Don’t let social media hijack the narrative

At first glance, there is nothing in common between the two recent news items —an inquiry committee’s finding that the lynching this April of two Hindu priests in Palghar, some 100 km north of Mumbai, was not a planned affair but a spontaneous incident fuelled by rumours of child-lifting and, that Surat cop Sunita Yadav (of the viral video fame) was not backed by senior officers despite her standing up to the state health minister’s son caught violating the COVID curfew.

On closer examination, the underlying factor is the inability of the authorities to come to grips with the challenges thrown up by social media.

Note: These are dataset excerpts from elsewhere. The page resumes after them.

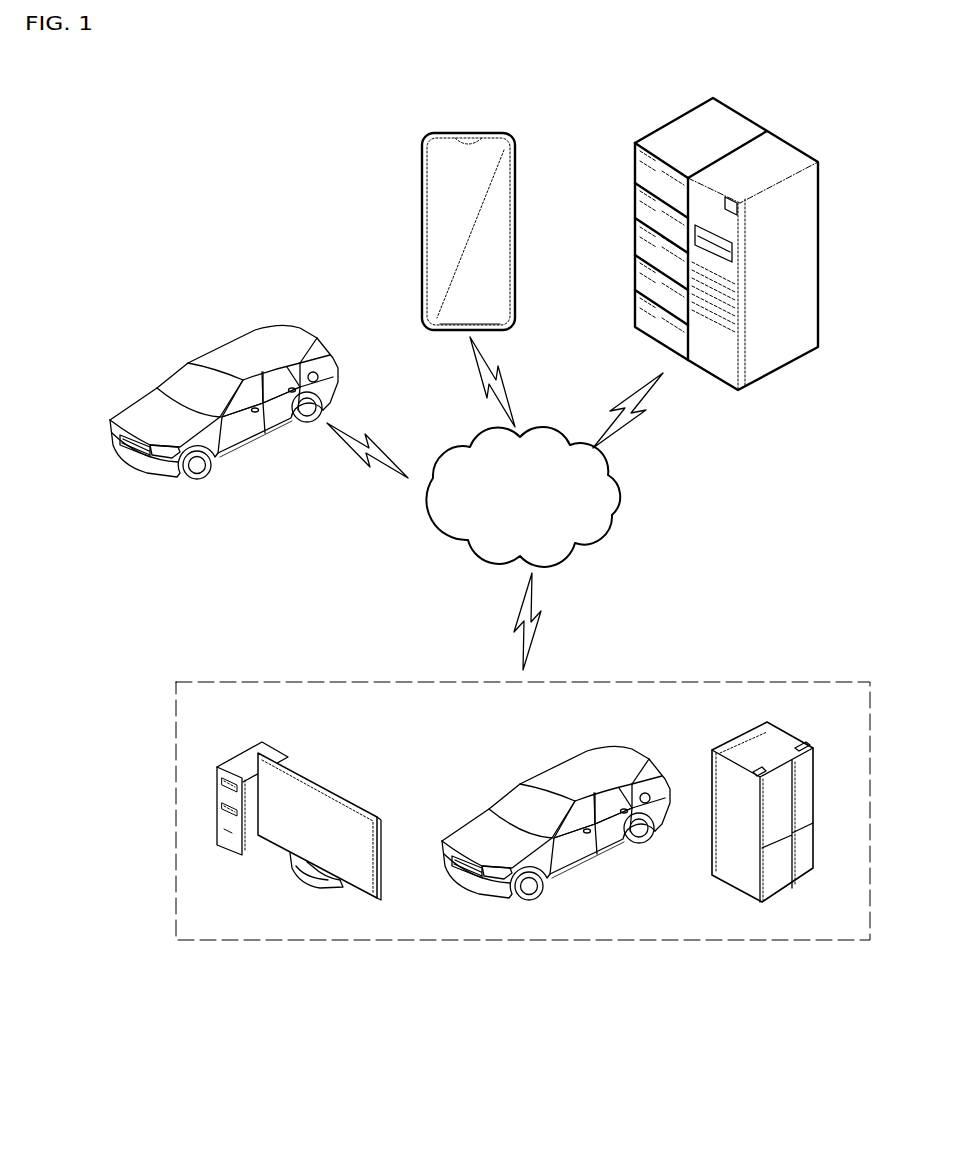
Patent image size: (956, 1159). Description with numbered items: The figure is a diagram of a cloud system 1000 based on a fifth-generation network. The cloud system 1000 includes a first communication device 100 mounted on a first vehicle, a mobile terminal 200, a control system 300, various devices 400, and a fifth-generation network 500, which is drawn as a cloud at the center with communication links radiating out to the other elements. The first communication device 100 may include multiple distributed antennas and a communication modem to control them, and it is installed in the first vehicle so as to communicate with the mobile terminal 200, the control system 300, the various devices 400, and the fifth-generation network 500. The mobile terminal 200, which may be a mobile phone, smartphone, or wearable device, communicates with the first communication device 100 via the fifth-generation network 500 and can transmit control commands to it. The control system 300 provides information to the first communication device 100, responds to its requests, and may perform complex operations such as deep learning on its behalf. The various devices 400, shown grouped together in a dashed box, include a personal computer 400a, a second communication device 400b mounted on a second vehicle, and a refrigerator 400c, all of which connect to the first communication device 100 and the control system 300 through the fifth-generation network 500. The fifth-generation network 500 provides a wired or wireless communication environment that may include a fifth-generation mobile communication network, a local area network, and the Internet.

The first communication device 100 is at (212, 362).
The mobile terminal 200 is at (495, 132).
The control system 300 is at (773, 150).
The various devices 400 is at (753, 680).
The personal computer 400a is at (310, 773).
The second communication device 400b is at (545, 778).
The refrigerator 400c is at (780, 747).
The 5G network 500 is at (533, 433).
The cloud system 1000 is at (187, 997).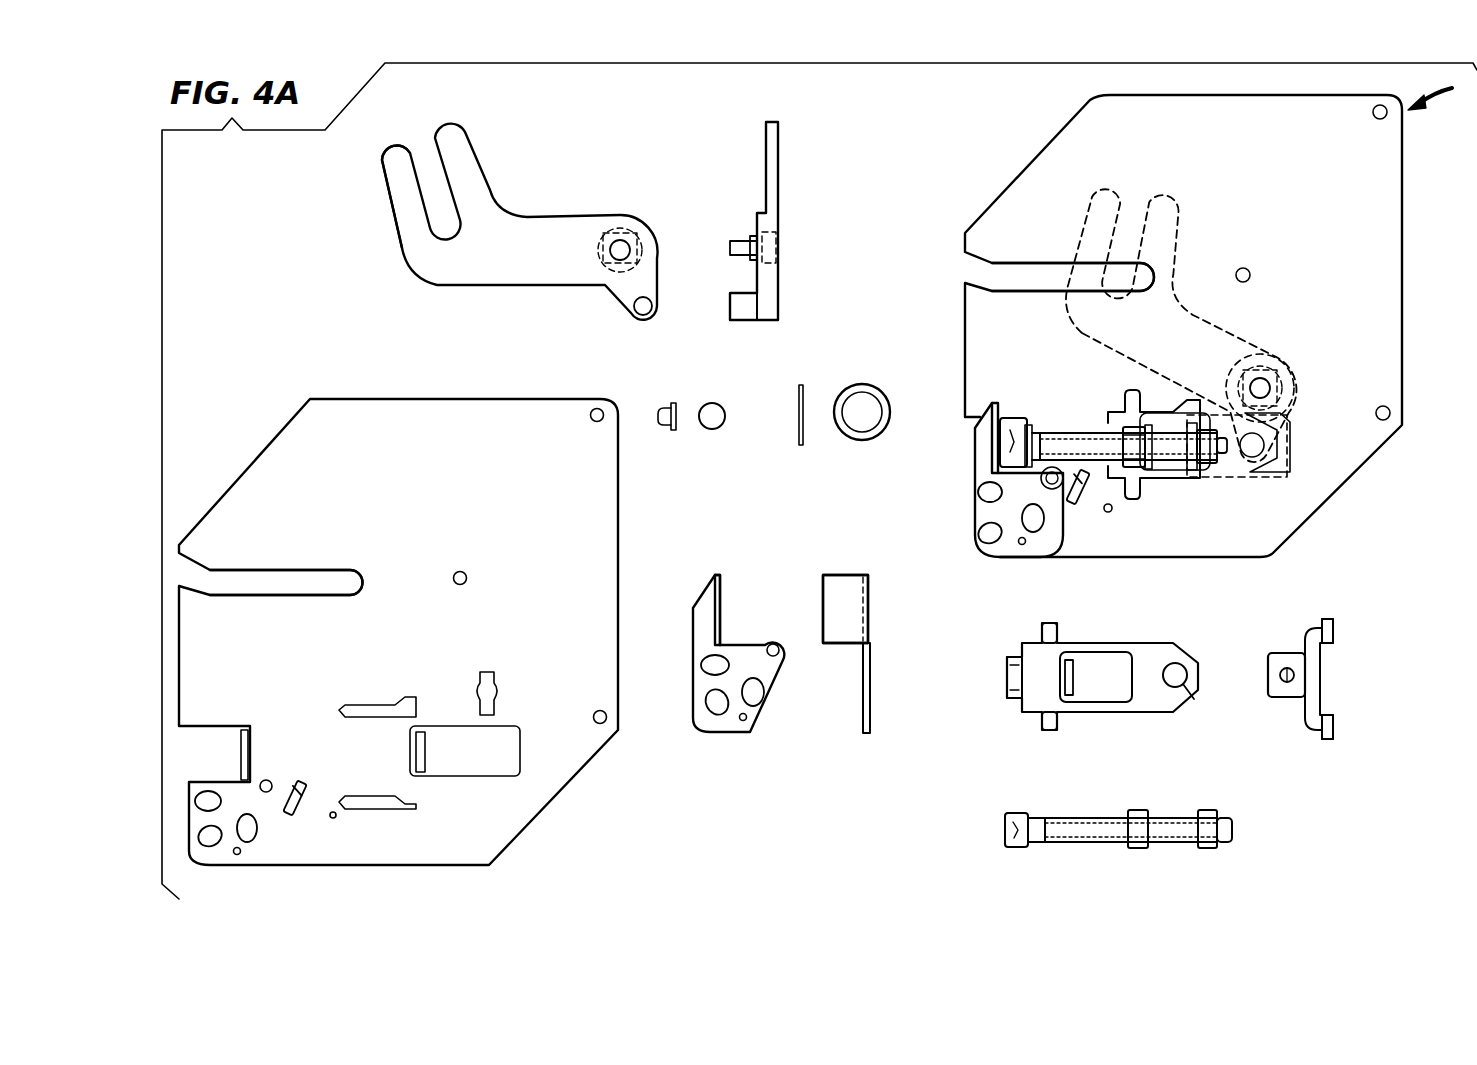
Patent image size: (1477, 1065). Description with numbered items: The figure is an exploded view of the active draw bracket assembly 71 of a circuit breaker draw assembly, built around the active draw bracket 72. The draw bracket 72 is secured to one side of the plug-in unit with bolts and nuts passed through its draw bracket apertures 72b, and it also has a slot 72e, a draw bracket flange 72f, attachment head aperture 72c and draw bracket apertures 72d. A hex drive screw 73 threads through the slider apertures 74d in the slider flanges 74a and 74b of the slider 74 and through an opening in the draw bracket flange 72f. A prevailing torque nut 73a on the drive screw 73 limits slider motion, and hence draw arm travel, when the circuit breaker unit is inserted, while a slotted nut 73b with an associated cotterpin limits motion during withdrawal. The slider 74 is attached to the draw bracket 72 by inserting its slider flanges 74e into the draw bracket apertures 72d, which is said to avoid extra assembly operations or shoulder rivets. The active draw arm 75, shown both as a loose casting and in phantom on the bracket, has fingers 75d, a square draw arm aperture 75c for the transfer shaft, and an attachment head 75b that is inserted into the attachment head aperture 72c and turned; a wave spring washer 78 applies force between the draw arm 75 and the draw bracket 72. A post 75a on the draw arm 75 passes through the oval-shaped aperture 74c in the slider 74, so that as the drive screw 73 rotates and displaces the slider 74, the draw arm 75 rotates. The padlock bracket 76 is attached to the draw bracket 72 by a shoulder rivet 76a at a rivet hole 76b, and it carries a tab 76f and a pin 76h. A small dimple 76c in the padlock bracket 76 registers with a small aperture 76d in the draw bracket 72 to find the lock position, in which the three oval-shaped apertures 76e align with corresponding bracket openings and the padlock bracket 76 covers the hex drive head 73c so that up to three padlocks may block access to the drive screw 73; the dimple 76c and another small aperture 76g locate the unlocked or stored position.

The Palghar police ignored WhatsApp rumours that men masquerading as Hindu monks were going around kidnapping children during the countrywide lockdown. They had simply not learnt from the lynchings across the country because of fake news about child-lifters, roving bandits, cow killers, organ harvesting gangs, etc.

In the second incident, Gujarat’s IPS officers cut a sorry figure by opting not to react to social media even if the viral video had turned their own constable into an overnight celebrity.

Public health authorities in Mumbai showed the same ostrich-like mentality during the ongoing pandemic when faced with viral videos showing uncomfortable truths such as overcrowding, lack of cleanliness, shortage of staff and piling up of corpses.

Likewise, authorities monitoring the lockdown in Mumbai were unable to gauge the restlessness of migrant labour until they stormed Bandra Railway Terminus expecting trains home based on a half-baked TV news report. In the first place, they failed to spot the dodgy report on a sensitive topic. The same story played out at the national level when the migrant exodus was a trickle.

It may come as a surprise to the Twitter generation that once it was the ‘Letters to the editor’ that alerted authorities to issues left unaddressed. Anyone from scholars to activists to the common man could get his facts/argument, narrative/demand or complaint/compliment in print. An assistant editor sifted through hundreds of letters a day, of which a maximum of seven made it to the prestigious editorial page, some in as many as 500 words. It used to be said that a hundred words in a reputed newspaper were more effective than a thousand-strong protest rally, much like a Tweet today.

In the dumbing down process, the editorial page in several newspapers has been downgraded and the space for letters has shrunk. In any case, the print medium’s credibility and circulation are declining. With mainstream media shying away from playing a watchdog role and TV news channels seen as lapdogs, people are willing to believe all kinds of rumours and conspiracy theories that are rife on social media.

The authorities are in a quandary as they have no mechanism to verify the truth in an ecosystem where fake news factories abound. Even if they occasionally catch fake news or spot a viral video that’s genuine, officials don’t know how to react to it in the absence of a laid-down policy. Most sit tight unless pushed.

The inability of the authorities to counter fake or even genuine news on social media in a systematic manner works against them as people then tend to disbelieve every official version.

It is not as if social media is full of negatives. Viral videos rather than mainstream media reports have forced change during the pandemic; patients posting photos of COVID corpses lying in corridors, exposing black-marketing in vital drugs, overbilling by private hospitals, interns revealing the dire shortage of doctors in public hospitals, netizens recording police high-handedness, the posts showing hordes flouting social distancing norms the moment lockdown was eased.

The reaction, or rather lack of it, of the public health system to the viral videos is a case study. With most print and TV journalists eating out of their hands, medical mandarins were able to hide the shortcomings of the system. When the viral videos shook the system, no one knew how to rebut them. This undid even the good work done by public hospitals.

They should have rebutted such damaging viral videos by sincerely admitting to the shortcomings of the system, outlining their limitations, stating the corrective action taken and highlighting their genuine success stories. There is no shame in conceding that you are overwhelmed but have not given up the fight.

To their credit the cops were able to use the social media to their advantage although in a limited way; the message in a song, delivering birthday cakes, distributing food, donating plasma…

However, this is no substitute for a proper policy. In the digital era where your image depends on the digital image, every wing of the government must have its own cyber cell to monitor news pertaining to it. The cops do have a cybercrime cell but it is more of a joke: letting those spreading hate messages go but arresting those who have ‘liked’ a message deemed derogatory just because some jingoists have taken offence at it.

Not only must these cyber cells spot fake news, half-truths or absolute truths early but they must also formulate an immediate and effective response that will quell any misgivings, conspiracy theories and consequent panic. The ‘Letters to the editors’ column must have a digital avatar.

The writer is an independent journalist based in Mumbai.